ENRIQUE CHAGOYA: Prints

We are pleased to announce a selection of prints we have published with Enrique Chagoya. We have worked with Chagoya since 1997 and have made over thirty prints with the artist. We hope you enjoy the viewing room!
In 2000, Enrique Chagoya became a citizen of the United States. He is currently Associate Professor of Art at Stanford University where he received the Dean’s Award in the Humanities in 1998. In 2013, ARTIUM, Basque Centre-Museum of Contemporary Art presented the exhibition Cannibal Palimpsest, Chagoya’s first exhibition in a European museum. Chagoya’s work is in the collections of the Metropolitan Museum of Art, The LA County Museum, The National Museum of American Art, The Whitney Museum of American Art, The Museum of Modern Art, Yale University Art Gallery and The New York Public Library among others. His latest print is “LIFE AT THE BORDER OF LANGUAGE”. The artist describes this work as follows: “In this print, a geographic/physical border, such as the US/Mexico border wall, is a symbol of many other walls that exist between people. These other walls may be less obvious (like gender, class, ethnic, religious, and national origin stereotypes, among others), but as real as the physical ones. Yet, we are all one human species, despite our external differences. We realize this when we decide to cross over any border. The experience of crossing expands what language (visual or phonetic) can explain only in a limited way. Among the characters lining the wall in my print, the child represents an innocent mind still free of misrepresentations.

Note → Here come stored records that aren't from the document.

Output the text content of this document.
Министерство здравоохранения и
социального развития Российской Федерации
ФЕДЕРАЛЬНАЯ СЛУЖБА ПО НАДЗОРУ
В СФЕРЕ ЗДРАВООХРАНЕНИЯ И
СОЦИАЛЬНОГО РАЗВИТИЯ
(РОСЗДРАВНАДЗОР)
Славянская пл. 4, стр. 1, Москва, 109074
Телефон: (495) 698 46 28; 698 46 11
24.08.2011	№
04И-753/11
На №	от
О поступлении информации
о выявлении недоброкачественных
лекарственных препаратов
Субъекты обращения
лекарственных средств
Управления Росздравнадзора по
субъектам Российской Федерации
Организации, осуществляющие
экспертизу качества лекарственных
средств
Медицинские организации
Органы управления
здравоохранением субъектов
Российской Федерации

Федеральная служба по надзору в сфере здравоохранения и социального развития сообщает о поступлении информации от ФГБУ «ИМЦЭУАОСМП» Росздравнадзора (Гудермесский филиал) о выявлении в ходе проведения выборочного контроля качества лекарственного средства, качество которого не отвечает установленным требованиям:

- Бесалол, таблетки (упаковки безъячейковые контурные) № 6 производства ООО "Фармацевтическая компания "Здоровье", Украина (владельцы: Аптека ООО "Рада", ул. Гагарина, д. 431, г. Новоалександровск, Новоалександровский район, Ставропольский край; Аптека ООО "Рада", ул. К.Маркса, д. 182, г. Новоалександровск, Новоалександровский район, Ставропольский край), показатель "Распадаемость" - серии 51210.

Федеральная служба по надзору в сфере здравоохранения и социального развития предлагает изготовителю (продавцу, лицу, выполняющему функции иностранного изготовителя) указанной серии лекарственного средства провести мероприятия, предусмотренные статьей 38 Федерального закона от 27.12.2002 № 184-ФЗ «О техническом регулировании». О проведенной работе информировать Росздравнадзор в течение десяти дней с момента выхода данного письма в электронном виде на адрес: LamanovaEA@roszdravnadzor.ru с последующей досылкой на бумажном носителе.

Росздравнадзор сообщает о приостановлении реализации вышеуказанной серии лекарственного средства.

Ancient line drawings between the portraits portray how pre-Columbian people represented themselves.”
"Detention at the Border of Language"
“In this work I defang the stereotypes of Native Americans depicted as primitive savages in the painting by Wimar. This work is a humorous reminder that all nations in the Americas were created by undocumented immigrants from Europe. Some politicians call refugees from Central America and other countries “illegal aliens” but for me they are no different from the Pilgrims or Daniel Boone’s daughter. Xenophobia goes against the spirit of this great country where I became an American citizen.”